Tried and Tested
“I’d rather do without Shakespeare than Mrs Beeton”
- preface to Mrs Beeton’s All About Cookery, 1923
Mrs Beeton had her own maxims
‘there is no work like morning work’
the good housewife and her assistants
observe neatness and regularity
boots and knives to be cleaned before breakfast.
This is the first stanza in a poem I wrote in 2003. It was the year that everything changed for me. I had just staged my first major historical play, The Widow of Wappan and my father died two months before. He said he hoped he would live to see this five year project of mine on stage, but he never did.
My parents died within two years of each other, having just celebrated their 50th wedding anniversary the year mum died. I was overwhelmed with grief and I began to write profusely. Poetry came pouring out as I unpacked my maternal lineage and the boxes of linen, recipe books and knitted garments my mother left.
I discovered this book she had in her kitchen stash and felt it summed up all of that unpaid, unacknowledged domestic work that was a hallmark of the ‘good housewife’. Mrs Beeton’s All AboutCookery was ostensibly about recipes, but really it was about domestic management, from kitchen organisation to laundry work.

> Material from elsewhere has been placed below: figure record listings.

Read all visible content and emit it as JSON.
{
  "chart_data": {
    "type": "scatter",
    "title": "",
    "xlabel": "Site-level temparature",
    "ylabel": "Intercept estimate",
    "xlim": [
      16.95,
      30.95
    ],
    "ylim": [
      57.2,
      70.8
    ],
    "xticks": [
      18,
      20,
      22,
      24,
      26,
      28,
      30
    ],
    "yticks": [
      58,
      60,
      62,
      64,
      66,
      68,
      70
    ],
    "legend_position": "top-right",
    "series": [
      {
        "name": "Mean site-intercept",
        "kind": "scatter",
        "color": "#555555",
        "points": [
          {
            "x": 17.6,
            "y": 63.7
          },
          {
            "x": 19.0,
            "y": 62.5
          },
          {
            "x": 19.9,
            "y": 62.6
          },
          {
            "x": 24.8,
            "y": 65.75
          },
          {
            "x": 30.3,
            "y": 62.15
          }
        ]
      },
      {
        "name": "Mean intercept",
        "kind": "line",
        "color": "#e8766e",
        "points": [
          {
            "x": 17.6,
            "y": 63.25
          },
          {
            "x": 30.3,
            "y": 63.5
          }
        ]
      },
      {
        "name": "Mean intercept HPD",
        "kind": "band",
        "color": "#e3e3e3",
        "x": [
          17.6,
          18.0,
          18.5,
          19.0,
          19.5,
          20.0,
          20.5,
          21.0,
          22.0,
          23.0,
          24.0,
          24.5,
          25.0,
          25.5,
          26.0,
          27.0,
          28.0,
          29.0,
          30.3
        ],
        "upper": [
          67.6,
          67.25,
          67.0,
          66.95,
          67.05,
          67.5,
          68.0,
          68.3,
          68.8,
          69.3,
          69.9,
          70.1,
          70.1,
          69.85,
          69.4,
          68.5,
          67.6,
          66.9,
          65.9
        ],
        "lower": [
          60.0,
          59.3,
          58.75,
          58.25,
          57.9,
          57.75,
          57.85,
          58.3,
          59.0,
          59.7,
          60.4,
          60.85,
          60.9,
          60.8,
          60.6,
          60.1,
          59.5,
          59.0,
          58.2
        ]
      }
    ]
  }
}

The days are marked out according to task
Mondays are for laundry work
sorting, soaking,
boiling, bleaching, blueing
rinsing, starching, wringing
drying, damping, mangling
ironing and airing.
Tuesdays to Saturdays are for cleaning
sweeping, scrubbing
brushing, banging rugs
polishing with brasso and old rags
hands circling in a ritual of aroma and elbow grease
‘dip the torn pair of clean cotton underpants into Marveer
rub smoothingly over the carved wooden furniture legs
and burnish to a warm glow’.
I thought of Mrs Beeton and my poem Tried and Tested when I was writing about building good habits. Mrs Beeton believed that 'housekeeping “like all other arts, …must be cultivated”. I believe that creativity, especially, needs to be cultivated so that its becomes a sustainable, good habit.
I remember my first attempt at cooking a desert (in a saucepan over the open fire). How hard could it be, I thought. It is in a can - Big Sister’s Chocolate Self Saucing Pudding. I had watched my mother cook this and it was a really special treat. So I did what she had done, put the can in a pot of boiling water over the fire.
OK you might know what is going to happen next. I certainly didn’t. The whole thing exploded from the fire with an almighty bang. There was chocolate sauce dripping from the trees, my hair, over the dogs. What an embarrassing nightmare ( I was trying to impress my boyfriend at the time with my meal making skills).
I thought I knew how to do this very simple thing. But I neglected the secret trick. I never knew about it because I was too impatient when I watched my mother cooking and wanted success fast without going through the step by step process. The trick being you have to puncture the can first so the air can escape. DUH!
So the point of the story being that creativity, like cooking can be learned. The more you do it, the better you get. You make one disaster, fine you move on and keep going. You learn the tricks and keep experimenting. Creativity is an art to be cultivated and nourished.
I’ve never forgotten that episode and it all comes back to me with that meal, that poem and Mrs Beeton. I’ve included some pics from the book with the random newspaper clippings and red Toblerone aluminium foil that were carefully preserved within its pages. Don’t you love the mechanical crockery washer!